First Impression: Clozemaster
I just heard about Clozemaster and I thought I’d give it a try. Clozemaster is “gamified language learning” based on filling in the blanks in sentences in your target language. I tried a little bit of N4 and N3, but I didn’t play for long so this is truly a first impression.
Here’s what the site looks like while you’re using it. The default is black text on a white background, but I like how you can switch to white text on a black background!
First of all, I really appreciate that this site has recordings of actual Japanese people saying every sentence. The recordings play automatically after you finish each question, but you can quickly skip ahead if you don’t feel like listening.
I also like how the whole system is repetition-based, so sentences will keep coming up until you get them right.
My first criticism would be that the words are written in kanji, so you need to be able to read kanji in order to select the right answer. (Just knowing how to say the word won’t help you.) But that’s not necessarily a bad thing! Just depends what you’re trying to achieve.
Since this is a game, you get points each time you get a question right. Getting a question right in the multiple choice mode (pictured above) gets you 4 points, but getting a question right in text input mode (pictured below) gets you 8 points.
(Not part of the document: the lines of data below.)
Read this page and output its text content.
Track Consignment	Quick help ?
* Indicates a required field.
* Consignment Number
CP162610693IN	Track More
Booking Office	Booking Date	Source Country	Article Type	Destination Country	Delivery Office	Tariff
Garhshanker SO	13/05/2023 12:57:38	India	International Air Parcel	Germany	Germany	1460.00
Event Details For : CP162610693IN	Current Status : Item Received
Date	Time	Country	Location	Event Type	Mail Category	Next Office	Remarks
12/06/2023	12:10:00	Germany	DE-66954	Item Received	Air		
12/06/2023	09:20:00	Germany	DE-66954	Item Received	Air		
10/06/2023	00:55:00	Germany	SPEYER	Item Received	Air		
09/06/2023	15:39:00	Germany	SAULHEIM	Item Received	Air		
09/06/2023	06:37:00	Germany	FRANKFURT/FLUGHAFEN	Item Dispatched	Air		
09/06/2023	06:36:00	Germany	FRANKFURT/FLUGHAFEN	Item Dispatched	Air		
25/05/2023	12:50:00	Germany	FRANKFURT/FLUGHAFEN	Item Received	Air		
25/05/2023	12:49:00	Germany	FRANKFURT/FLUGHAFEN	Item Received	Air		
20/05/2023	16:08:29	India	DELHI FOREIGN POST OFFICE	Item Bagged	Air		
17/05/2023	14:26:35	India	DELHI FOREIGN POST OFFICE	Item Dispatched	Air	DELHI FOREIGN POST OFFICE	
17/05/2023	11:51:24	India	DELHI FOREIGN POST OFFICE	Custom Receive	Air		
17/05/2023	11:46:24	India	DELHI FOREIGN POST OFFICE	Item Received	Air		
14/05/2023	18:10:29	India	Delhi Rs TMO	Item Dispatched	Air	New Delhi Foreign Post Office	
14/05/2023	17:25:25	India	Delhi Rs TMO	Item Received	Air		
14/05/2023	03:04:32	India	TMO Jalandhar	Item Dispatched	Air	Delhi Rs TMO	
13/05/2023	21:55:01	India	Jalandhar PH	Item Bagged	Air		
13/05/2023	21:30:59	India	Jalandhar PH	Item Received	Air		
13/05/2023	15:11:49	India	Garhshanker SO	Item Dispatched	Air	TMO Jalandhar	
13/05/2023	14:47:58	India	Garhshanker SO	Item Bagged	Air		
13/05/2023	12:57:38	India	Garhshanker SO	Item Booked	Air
If you get stuck, you can click the question mark on the right to make choices appear.
The next issue I encountered was related to the words being written in kanji - you can’t just type the answer in hiragana if there’s a kanji for that word. As you can see below, I got the answer incorrect because I typed は instead of 葉.
There’s an option to take away the English translation, and at first I thought this made the game way too hard, but I realized it’s actually pretty cool. The whole idea behind a “cloze test” for languages is that you’re able to really process the sentence as a whole and think about which word would make the most sense, rather than just translating the one English word that’s missing from the sentence.
Finally, here’s a look at the dashboard that keeps track of your progress:
Overall, I think Clozemaster is great. It’s not a stand-alone tool for studying Japanese (or any other language), but I already feel like I strengthened my Japanese from the 30 minutes or so I spent playing around with it.